Freire Claims Stage 9; Honchar Holds on to Yellow

DAX, France — Oscar Freire (Rabobank) of Spain launched a late sprint and held off Robbie McEwen (Davitamon-Lotto) of Australia to claim his second stage win Tuesday in the 105.3-mile (169.5-kilometer) ninth stage of the Tour de France.

Robbie McEwen pats Oscar Freire on the shoulder after Freire's Stage 9 win.


Freire, three-time world road champion, claimed his third career Tour stage in the shortest road stage of the race to date in three hours, 35 minutes, and 24 seconds.

McEwen, winner of three stages, was second in a photo finish with Erik Zabel (Milram) of Germany in third. The first 84 finishers were all credited with the same finishing time.

"I didn't know I'd won," said Freire, who also claimed the fifth stage to Caen. "I wasn't even sure the break had been caught."

As expected with the race's first mountain stage looming Wednesday, the flat day's journey from Dax often paralleling the Atlantic Ocean developed into a sprinters' battle. And with the sprint finish, there was little change in the overall standings.

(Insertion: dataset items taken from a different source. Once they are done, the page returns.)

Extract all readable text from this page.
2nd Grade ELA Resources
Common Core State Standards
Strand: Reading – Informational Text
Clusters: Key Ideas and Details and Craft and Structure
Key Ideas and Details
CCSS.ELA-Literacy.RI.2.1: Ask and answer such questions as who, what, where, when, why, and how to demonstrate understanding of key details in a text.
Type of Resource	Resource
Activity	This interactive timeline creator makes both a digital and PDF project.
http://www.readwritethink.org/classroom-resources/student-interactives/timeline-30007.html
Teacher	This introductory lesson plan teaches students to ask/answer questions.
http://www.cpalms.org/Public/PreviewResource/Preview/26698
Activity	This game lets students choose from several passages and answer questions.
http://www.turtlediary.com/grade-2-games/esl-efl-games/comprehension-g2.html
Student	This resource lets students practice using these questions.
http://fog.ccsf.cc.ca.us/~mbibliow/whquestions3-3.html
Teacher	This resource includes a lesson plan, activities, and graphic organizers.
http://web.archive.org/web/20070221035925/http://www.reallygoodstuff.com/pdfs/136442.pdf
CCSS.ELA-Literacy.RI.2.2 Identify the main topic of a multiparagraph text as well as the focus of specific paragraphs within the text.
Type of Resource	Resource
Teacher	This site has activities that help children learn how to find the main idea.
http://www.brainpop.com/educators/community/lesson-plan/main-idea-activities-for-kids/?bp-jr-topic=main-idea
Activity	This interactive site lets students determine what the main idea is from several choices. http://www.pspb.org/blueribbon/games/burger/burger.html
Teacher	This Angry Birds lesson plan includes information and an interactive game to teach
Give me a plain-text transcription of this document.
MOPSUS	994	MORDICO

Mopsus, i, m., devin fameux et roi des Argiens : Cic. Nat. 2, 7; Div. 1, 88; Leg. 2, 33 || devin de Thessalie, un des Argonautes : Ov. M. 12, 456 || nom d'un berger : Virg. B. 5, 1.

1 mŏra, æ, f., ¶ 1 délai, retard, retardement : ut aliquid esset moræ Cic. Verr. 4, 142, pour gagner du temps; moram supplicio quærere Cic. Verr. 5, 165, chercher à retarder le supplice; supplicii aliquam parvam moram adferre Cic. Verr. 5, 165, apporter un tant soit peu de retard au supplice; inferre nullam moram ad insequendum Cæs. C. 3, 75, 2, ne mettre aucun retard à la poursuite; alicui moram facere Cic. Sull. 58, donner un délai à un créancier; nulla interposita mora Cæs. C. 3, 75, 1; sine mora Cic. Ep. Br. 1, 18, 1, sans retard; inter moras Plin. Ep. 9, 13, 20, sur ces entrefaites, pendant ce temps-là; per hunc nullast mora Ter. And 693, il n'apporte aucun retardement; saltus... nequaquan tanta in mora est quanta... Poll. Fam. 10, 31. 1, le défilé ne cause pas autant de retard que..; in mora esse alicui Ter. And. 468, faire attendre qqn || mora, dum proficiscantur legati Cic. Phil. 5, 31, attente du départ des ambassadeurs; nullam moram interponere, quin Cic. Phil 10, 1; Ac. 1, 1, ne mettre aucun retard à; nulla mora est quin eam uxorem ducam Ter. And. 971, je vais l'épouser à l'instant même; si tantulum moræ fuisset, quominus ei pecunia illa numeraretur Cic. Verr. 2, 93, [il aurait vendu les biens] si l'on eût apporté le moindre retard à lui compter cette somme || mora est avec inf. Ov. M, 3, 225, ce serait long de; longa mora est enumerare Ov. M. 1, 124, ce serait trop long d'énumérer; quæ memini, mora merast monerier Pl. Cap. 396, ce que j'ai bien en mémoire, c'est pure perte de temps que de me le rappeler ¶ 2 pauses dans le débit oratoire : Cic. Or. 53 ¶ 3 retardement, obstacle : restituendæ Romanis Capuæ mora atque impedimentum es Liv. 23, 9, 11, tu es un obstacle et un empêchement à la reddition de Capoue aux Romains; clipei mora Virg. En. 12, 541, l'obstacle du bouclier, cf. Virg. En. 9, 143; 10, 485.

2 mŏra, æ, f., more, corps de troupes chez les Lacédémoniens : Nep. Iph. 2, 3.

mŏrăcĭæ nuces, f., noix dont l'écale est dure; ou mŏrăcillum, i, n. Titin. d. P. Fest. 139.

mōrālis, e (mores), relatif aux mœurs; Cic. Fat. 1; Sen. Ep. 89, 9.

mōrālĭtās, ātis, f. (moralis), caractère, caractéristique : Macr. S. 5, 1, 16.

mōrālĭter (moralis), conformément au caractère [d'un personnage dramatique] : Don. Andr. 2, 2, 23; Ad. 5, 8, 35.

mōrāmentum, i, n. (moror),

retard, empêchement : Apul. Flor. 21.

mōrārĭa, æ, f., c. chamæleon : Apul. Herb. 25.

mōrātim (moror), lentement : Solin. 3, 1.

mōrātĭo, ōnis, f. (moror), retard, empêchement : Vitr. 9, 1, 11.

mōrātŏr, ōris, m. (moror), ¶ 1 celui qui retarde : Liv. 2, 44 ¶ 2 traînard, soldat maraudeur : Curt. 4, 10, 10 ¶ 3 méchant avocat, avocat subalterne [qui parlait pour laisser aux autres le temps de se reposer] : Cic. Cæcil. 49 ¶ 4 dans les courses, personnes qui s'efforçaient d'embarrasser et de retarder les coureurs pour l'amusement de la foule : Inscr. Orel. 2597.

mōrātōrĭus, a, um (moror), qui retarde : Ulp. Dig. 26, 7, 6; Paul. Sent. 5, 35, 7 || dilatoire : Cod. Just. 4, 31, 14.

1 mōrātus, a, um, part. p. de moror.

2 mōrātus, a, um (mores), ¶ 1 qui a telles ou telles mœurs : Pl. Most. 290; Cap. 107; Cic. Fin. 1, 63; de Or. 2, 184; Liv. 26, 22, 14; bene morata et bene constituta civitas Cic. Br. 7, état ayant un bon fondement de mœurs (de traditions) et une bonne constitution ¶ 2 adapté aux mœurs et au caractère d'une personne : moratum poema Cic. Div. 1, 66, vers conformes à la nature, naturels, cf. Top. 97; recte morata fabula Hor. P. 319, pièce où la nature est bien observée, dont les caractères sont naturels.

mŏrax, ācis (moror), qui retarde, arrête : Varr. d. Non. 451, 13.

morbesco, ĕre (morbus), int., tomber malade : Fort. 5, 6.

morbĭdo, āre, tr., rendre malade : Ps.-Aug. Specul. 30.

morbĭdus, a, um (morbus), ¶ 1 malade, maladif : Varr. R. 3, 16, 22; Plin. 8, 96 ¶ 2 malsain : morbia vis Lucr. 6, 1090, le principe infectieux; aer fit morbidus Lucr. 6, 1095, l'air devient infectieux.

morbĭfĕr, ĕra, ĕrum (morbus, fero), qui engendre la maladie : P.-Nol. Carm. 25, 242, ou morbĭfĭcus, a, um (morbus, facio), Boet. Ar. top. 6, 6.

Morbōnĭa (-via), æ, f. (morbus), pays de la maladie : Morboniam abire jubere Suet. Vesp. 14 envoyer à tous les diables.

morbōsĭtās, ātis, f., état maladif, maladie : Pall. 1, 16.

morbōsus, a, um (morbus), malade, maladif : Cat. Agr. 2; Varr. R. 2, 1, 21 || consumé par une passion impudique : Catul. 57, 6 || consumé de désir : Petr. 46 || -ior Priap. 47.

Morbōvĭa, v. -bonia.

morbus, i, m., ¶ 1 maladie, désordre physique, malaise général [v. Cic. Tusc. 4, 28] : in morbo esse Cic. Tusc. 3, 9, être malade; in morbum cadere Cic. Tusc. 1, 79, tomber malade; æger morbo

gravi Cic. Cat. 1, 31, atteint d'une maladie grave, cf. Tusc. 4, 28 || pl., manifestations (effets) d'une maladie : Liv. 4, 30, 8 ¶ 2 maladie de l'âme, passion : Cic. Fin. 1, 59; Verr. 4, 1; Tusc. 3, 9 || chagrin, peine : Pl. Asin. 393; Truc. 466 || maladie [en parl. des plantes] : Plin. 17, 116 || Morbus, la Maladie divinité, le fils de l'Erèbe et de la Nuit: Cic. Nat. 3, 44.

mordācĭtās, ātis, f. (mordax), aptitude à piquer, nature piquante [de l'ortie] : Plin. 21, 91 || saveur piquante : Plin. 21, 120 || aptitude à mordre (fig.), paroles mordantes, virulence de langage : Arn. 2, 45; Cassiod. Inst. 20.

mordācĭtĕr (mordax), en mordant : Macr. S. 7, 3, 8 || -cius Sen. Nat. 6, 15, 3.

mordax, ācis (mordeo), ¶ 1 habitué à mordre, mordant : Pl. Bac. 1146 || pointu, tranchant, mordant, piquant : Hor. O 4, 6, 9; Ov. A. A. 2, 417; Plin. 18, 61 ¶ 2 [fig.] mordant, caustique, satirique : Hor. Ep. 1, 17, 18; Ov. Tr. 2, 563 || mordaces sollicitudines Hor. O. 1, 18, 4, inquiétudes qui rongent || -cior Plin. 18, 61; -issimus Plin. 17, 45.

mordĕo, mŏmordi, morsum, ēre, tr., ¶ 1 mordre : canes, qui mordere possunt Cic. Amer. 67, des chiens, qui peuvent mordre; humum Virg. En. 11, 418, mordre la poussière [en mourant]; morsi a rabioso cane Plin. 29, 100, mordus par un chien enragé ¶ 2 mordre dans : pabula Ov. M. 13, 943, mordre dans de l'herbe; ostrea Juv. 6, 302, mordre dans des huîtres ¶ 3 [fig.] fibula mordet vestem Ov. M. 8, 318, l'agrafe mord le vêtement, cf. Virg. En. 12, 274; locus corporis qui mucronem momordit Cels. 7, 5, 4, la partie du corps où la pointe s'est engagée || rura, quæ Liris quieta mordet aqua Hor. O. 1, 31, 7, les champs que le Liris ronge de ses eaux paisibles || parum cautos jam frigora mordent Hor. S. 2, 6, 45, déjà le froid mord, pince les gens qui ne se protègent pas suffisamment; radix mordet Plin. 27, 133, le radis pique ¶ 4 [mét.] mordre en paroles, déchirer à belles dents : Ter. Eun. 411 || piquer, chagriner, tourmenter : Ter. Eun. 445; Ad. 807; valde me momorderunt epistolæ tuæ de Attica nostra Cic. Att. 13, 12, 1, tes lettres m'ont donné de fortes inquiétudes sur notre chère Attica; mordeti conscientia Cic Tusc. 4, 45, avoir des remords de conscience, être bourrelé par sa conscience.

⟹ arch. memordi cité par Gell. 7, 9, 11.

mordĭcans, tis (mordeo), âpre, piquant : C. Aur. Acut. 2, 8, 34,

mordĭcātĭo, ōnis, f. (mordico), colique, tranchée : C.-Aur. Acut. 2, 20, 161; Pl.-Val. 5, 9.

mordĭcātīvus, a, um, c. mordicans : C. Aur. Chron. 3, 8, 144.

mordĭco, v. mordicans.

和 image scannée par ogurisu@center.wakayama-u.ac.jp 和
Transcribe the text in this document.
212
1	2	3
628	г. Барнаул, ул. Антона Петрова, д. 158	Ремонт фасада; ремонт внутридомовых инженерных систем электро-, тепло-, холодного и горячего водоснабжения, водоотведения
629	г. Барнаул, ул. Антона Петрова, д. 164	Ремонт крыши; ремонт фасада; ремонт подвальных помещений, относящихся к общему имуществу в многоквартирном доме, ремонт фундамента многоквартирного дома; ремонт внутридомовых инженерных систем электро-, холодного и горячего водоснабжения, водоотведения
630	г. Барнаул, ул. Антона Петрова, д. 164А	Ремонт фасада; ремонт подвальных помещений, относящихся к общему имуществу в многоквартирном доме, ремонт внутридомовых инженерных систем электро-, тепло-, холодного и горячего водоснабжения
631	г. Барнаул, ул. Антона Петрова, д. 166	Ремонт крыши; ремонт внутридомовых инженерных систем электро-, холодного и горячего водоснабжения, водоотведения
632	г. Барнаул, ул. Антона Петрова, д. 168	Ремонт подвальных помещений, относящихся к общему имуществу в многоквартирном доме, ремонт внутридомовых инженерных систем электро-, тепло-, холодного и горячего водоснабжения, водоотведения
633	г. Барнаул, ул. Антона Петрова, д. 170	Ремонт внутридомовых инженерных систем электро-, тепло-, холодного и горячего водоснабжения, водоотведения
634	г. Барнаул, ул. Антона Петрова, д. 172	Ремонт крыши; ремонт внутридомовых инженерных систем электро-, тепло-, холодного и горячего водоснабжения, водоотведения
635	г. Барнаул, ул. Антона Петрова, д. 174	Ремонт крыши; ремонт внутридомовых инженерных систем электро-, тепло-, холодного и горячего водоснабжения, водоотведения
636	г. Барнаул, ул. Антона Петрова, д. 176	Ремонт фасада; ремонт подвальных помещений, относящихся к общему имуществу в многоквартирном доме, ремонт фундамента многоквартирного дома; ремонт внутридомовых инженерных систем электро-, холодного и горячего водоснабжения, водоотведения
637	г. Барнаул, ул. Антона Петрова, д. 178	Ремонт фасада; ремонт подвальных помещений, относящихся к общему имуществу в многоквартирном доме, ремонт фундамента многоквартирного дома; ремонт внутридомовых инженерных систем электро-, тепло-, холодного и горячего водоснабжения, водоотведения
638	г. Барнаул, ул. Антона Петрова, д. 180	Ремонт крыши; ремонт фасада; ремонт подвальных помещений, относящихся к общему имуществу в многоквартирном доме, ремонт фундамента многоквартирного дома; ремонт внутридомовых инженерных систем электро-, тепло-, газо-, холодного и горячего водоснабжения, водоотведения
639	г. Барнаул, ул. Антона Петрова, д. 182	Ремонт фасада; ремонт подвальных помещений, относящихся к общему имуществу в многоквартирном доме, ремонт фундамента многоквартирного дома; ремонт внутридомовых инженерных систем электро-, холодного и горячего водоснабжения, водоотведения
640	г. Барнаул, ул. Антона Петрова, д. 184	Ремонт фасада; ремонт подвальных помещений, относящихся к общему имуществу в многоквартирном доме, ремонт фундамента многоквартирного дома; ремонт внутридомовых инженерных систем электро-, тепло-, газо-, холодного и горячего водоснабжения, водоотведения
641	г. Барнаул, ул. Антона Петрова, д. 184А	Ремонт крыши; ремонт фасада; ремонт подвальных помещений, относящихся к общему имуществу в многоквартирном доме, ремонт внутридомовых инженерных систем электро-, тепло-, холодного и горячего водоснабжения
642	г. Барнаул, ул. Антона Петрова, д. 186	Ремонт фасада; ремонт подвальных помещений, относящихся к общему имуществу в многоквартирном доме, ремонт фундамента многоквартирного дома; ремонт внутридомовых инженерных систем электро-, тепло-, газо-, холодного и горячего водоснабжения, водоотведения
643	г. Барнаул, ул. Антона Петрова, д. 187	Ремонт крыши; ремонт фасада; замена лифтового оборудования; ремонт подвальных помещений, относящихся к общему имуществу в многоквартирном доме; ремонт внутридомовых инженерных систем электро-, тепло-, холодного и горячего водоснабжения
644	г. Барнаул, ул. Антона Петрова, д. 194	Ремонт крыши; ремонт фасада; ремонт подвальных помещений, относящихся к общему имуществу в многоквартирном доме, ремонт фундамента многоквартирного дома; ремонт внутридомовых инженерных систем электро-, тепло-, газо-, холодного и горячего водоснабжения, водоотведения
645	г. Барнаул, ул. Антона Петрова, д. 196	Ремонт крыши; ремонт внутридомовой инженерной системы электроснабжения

Serhiy Honchar (T-Mobile), the first Ukrainian cyclist ever to lead the Tour de France, maintained his 1:00 margin over Floyd Landis (Phonak) of Murrieta, California. T-Mobile teammate Michael Rogers of Australia is third, trailing by 1:08.

David Zabriskie (CSC), of Salt Lake City, is eighth overall as the next highest of six Americans. George Hincapie (Discovery Channel) is in 17th position as the only other U.S. rider in the top 20.

Levi Leipheimer (Gerolsteiner) of Santa Rosa, California, crashed on a railroad crossing with less than three kilometers left, and was given the same time as the riders who finished 26 seconds behind.

When a few brief breaks proved unsuccessful, a trio of lower-ranked riders—Christian Knees (Milram) of Germany, Walter Beneteau (Bouygues-Telecom) of France, and Stephane Auge (Cofidis) of France—went to the front after about ten miles.

As in every stage to date, the peloton was content to let the break build its lead, this time to nearly eight minutes. The group then brought the trio back and the main field was together with less than two miles remaining.

Freire and McEwen both lunged at the finish and then briefly bumped. McEwen put his hand on Freire's back in a sportsmanlike gesture. But neither rider knew at the line who had won.

Stage ten, a 118.3-mile (190.5-kilometer) journey from Cambo-les-Bains to Pau, includes the first beyond-category climb of the race, a 8.5-mile ascent to Col de Soudet that's just slightly more than halfway through the stage.